Gunnar Halpain glared down at Hex again. The boy was watching Liu like everyone else. A drop of sweat rolled down Gunnar’s face and hung on the end of his nose, and then dropped off.
In one swift movement, Liu Chen swept his foot out and kicked the crate over, ducking and flinching for the booby trap.
But it never came. In fact, there was nothing inside. Just as Gunnar looked back at him, Hex’s fingers found the glass shard. He brought it up and stabbed the crew boy’s knife hand, making him scream in pain. He dropped the knife. Then Hex slashed back the other way with his glass shard, opening a bloody gash across Gunnar’s cheek. Gunnar instinctively covered his face with his hands and Hex rolled free.
“NOW!” he cried, scampering to a safe place behind one of the dumpsters.
A small girl erupted from the rubbish bin in a shower of garbage, a gleaming capsule held high over her head. Her bright eyes shone out from beneath a helmet that read “Jett”. She triggered a button on the side of the device and tossed it down into the center of the circle the crew boys now formed. Liu Chen had just enough time to scream, “Tayzorb!” Then, Jett ducked back inside the dumpster, the device hit the ground, and Hex shut his eyes tight.
Amid a loud, high pitched hum and the sound of crackling electricity, bolts of energy shot out in a circle around the Tayzorb’s metal surface. The plasma arced out from the shining device, each bolt conducting directly to one of the crew boys, lighting up the dark alley. They fell to the ground, shrieking and jerking, bristling with electricity.

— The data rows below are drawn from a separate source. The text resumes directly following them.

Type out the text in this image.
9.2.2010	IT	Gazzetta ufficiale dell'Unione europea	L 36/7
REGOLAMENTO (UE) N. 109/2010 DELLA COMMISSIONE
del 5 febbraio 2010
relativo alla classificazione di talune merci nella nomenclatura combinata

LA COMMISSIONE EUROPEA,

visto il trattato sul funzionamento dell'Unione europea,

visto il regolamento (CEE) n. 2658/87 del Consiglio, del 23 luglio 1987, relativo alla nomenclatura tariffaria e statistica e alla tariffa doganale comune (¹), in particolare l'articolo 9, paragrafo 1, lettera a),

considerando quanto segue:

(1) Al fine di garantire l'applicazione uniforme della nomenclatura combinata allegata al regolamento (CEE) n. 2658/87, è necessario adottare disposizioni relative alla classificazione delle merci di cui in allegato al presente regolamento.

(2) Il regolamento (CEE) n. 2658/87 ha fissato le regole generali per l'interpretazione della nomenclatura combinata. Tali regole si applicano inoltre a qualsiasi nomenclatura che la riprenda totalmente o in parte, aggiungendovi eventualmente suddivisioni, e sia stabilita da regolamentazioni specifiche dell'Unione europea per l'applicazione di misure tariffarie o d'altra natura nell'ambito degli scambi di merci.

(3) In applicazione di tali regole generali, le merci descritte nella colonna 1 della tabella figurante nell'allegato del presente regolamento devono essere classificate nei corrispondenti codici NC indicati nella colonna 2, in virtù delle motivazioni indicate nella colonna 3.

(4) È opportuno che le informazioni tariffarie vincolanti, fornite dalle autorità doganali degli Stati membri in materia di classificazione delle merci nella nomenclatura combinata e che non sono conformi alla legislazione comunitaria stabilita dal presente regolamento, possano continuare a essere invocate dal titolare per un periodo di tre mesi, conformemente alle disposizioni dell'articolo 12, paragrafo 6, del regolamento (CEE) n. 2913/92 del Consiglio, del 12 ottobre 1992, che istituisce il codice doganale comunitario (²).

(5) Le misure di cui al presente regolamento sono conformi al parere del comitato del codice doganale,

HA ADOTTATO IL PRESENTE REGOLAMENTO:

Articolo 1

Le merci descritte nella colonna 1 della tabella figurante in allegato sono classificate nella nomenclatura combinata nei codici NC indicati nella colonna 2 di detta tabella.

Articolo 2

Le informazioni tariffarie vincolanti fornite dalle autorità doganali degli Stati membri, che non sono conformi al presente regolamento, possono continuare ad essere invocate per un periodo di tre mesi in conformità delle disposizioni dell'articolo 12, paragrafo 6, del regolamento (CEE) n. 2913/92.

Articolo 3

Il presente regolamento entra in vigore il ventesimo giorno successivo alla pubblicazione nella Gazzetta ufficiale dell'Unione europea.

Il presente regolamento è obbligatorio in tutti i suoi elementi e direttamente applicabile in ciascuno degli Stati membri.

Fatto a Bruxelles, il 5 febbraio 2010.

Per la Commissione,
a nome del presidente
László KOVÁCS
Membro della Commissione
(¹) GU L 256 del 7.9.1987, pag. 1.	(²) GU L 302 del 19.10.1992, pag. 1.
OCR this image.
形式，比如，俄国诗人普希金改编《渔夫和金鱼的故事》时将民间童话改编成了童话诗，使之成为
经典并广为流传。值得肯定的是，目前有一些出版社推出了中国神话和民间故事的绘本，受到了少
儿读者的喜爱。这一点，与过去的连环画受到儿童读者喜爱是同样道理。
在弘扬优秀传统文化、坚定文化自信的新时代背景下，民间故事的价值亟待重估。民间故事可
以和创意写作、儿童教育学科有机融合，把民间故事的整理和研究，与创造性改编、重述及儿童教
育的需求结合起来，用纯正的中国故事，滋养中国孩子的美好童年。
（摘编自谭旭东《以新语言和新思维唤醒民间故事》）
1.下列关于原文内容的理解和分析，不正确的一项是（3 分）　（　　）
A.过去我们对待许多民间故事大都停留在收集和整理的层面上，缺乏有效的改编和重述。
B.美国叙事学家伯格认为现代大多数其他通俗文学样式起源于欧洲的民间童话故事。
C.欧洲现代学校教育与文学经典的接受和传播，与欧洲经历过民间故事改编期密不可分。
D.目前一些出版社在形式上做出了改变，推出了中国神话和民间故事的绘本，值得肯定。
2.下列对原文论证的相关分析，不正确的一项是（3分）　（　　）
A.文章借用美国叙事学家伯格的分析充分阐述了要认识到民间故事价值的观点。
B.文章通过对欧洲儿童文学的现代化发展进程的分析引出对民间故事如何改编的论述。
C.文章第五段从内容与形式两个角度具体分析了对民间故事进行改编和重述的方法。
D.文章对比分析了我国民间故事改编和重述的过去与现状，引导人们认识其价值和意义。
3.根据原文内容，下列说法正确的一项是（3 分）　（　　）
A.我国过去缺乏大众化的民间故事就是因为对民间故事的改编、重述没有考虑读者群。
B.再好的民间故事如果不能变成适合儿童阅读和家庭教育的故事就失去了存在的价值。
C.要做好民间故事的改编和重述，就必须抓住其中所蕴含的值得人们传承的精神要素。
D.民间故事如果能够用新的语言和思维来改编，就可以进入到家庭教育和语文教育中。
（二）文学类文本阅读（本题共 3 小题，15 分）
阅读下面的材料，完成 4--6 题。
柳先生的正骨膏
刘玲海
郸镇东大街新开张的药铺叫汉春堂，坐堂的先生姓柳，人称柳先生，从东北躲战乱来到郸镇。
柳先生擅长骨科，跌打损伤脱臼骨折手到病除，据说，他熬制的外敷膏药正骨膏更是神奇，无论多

After about a minute, the Tayzorb’s charge was spent. As suddenly as it had started, the hum and crackle stopped. Hex peered out from behind the dumpster. The crew boys writhed in agony on the ground.
He leaned back against the dumpster and closed his eyes. He breathed deep and started coughing. That hurt, and made him cough even harder, which hurt even more. The gashes in his stomach from Gunnar’s nail-embedded cricket bat felt like they were on fire, but they’d get better in a few days with rest and maybe some antibiox. But his ribs really hurt. He knew that if he was very lucky, he’d only bruised them and he didn’t feel very lucky. He slowly got up, one hand leaning hard against the rubbish bin, and grimaced as his gut was forced to accept his full weight. He spit out a mouthful of blood and one of his teeth came with it.
Jett Alexander rustled to the top of the dumpster trash like a rat in a nest of old papers. Trash fell down the side of the bin and onto the ground as she scrambled over the edge and dropped to her feet. The adult’s flight helmet was comically large on her tiny eleven-year-old frame, making her head appear larger and her thin limbs thinner by contrast.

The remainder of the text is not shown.